W przypadku nie podjęcia negocjacji, bądź nie zakończenia tego tematu z pozytywnym skutkiem dla pracowników Henkel Polska do 20 lutego, ruszyłyby przygotowania do wszczęcia sporu zbiorowego. Postulatów było zresztą więcej, bowiem związkowcy domagali się też zmiany sposobu naliczania wynagrodzeń na czas urlopu. Dotyczyło to Henkel Polska, jak i Henkel Polska Operations, gdzie nawet kontrole wykazywały Państwowej Inspekcji Pracy wykazywały nieprawidłowości. Jaki jest finał całej sprawy?
Henkel wypłaca dodatki inflacyjne. Wilk syty i owca cała?
Jak poinformowała Śląsko-Zagłębiowska "Solidarność", firma Henkel Polska, która zatrudnia ok. 950 pracowników, zdecydowała o wypłaceniu pracownikom dodatku inflacyjnego w wysokości 2,3 tys. zł brutto. Pieniądze wpłyną na ich konta wraz z wypłatą za luty. Dodatkowo osoby, które w koncernie odbywają staże, otrzymają również jednorazowo 1,2 tys. zł brutto dodatku rekompensującego wzrost cen.
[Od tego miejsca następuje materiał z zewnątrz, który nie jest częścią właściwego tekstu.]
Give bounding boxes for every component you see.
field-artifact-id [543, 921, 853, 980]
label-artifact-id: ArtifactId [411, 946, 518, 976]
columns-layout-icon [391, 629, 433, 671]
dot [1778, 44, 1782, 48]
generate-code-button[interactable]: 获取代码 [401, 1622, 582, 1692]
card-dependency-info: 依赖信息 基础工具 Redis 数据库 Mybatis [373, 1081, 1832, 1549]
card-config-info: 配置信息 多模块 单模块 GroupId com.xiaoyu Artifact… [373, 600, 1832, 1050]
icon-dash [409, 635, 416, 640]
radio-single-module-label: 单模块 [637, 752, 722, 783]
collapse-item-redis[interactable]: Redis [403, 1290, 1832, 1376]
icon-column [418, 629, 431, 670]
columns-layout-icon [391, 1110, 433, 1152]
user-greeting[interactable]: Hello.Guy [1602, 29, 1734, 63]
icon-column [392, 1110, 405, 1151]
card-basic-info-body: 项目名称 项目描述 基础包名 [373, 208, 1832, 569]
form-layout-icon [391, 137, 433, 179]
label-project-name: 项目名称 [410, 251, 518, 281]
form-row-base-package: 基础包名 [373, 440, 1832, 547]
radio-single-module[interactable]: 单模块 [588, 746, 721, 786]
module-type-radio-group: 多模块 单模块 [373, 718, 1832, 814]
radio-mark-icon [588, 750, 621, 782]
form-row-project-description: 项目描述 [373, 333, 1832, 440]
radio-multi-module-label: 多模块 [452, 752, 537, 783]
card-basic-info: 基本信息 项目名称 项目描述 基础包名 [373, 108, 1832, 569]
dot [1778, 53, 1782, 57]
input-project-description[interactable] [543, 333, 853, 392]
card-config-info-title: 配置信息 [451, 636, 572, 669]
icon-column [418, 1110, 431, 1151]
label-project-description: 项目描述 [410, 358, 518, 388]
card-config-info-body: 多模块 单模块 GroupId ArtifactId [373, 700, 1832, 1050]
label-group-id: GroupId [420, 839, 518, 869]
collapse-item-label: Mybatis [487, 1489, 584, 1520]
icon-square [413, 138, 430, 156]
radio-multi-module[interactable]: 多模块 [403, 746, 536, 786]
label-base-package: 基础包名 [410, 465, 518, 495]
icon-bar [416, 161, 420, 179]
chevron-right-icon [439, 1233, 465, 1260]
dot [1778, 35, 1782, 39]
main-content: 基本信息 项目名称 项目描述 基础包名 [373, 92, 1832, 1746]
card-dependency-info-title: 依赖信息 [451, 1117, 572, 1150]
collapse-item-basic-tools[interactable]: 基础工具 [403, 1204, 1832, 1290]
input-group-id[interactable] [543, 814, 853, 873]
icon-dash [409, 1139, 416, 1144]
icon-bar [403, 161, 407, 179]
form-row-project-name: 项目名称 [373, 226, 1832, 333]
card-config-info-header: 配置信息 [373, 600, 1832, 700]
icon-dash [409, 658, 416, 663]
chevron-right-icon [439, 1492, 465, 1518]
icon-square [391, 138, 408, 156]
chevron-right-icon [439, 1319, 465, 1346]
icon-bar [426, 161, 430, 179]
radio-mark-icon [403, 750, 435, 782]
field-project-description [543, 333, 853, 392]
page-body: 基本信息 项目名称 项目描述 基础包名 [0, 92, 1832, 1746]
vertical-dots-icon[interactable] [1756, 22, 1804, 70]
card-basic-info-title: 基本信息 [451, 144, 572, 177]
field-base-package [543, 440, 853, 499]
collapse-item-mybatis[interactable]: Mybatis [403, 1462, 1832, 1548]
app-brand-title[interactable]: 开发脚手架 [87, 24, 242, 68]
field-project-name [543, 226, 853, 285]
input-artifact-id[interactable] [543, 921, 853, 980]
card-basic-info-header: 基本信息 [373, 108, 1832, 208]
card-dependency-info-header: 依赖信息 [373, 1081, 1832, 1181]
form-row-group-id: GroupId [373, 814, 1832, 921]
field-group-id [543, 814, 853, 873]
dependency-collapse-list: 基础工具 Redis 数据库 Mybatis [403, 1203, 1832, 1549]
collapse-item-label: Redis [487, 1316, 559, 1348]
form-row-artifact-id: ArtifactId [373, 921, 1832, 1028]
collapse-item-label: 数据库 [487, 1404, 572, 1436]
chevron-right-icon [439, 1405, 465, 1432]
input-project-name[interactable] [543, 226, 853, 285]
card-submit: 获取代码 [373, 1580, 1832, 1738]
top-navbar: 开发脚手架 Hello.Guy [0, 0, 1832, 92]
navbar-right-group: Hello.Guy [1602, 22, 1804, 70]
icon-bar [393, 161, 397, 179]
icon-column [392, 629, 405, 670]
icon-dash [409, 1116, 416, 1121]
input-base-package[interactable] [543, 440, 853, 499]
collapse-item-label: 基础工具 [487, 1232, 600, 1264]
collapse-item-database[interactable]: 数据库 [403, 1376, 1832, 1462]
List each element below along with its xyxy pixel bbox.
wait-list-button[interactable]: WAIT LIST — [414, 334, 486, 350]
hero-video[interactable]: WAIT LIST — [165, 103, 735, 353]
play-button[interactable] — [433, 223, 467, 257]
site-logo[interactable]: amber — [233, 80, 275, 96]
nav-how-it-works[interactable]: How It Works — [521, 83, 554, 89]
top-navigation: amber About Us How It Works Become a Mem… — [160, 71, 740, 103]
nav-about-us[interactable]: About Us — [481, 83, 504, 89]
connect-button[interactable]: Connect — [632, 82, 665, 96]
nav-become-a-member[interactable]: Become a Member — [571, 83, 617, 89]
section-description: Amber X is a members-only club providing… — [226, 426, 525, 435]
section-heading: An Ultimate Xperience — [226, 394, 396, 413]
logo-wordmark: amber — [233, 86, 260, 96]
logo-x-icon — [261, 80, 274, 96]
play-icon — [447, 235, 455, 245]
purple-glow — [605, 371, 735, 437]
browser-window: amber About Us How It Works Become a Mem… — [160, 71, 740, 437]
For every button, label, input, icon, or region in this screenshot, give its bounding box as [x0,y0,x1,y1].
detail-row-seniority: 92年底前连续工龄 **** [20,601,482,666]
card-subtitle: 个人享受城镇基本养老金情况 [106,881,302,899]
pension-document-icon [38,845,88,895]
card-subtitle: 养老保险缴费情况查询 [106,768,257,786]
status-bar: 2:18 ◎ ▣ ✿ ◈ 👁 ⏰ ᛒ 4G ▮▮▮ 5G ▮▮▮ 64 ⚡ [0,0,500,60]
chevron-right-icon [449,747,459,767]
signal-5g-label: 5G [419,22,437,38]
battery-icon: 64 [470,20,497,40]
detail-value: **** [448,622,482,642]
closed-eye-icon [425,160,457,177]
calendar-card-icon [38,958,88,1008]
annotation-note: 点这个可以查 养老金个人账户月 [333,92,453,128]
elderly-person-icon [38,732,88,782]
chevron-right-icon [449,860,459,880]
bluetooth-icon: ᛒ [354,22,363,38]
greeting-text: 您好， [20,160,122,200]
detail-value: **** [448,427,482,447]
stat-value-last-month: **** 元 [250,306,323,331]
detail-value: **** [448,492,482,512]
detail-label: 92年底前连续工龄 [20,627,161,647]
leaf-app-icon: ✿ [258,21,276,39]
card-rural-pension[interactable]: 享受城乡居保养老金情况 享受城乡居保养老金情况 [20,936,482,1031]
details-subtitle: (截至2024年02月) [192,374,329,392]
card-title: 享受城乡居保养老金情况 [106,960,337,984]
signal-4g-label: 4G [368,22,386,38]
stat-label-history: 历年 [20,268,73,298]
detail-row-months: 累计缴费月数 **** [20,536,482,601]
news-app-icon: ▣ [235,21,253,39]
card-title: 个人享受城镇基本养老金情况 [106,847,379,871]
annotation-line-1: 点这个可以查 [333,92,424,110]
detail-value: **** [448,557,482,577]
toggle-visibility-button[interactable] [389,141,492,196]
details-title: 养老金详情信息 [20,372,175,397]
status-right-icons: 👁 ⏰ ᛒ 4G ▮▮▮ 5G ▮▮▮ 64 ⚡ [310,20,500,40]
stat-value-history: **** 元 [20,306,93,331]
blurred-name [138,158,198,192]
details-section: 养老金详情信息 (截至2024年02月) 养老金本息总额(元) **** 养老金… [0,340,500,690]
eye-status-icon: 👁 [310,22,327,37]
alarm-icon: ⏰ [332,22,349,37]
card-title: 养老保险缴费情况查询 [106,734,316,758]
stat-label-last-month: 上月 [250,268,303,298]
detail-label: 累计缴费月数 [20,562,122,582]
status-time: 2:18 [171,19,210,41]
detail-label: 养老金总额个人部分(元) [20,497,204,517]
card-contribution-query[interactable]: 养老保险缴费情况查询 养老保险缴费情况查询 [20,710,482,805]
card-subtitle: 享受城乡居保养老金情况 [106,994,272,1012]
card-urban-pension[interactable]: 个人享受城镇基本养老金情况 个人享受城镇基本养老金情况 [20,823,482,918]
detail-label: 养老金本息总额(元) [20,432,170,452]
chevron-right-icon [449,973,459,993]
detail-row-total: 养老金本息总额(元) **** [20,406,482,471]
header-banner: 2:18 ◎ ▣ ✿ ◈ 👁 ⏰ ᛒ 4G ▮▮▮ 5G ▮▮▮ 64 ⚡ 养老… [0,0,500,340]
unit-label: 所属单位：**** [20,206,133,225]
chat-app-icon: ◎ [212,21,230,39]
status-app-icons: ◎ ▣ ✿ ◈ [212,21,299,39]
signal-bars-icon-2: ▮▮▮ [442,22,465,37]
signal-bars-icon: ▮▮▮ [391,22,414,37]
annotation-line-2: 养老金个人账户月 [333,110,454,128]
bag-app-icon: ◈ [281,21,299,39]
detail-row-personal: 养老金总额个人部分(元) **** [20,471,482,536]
Czy to zamyka temat? Jak podkreśla Marcin Zabochnicki, przewodniczący „Solidarności” w Henkel Polska, nie i nadal na tapet jest wzięty temat podwyżek dla pracowników. Do negocjacji w tej sprawie ma zresztą dojść już niedługo. - Pracownicy oczekują, że te podwyżki zrekompensują skutki inflacji. Tym bardziej że faktyczne skutki dewaluacji wynagrodzeń w Polsce ponoszą właśnie pracownicy. Koncern nie odczuwa spadku dochodów w takim stopniu, bo może podwyższać ceny swoich produktów – zaznacza Marcin Zabochnicki.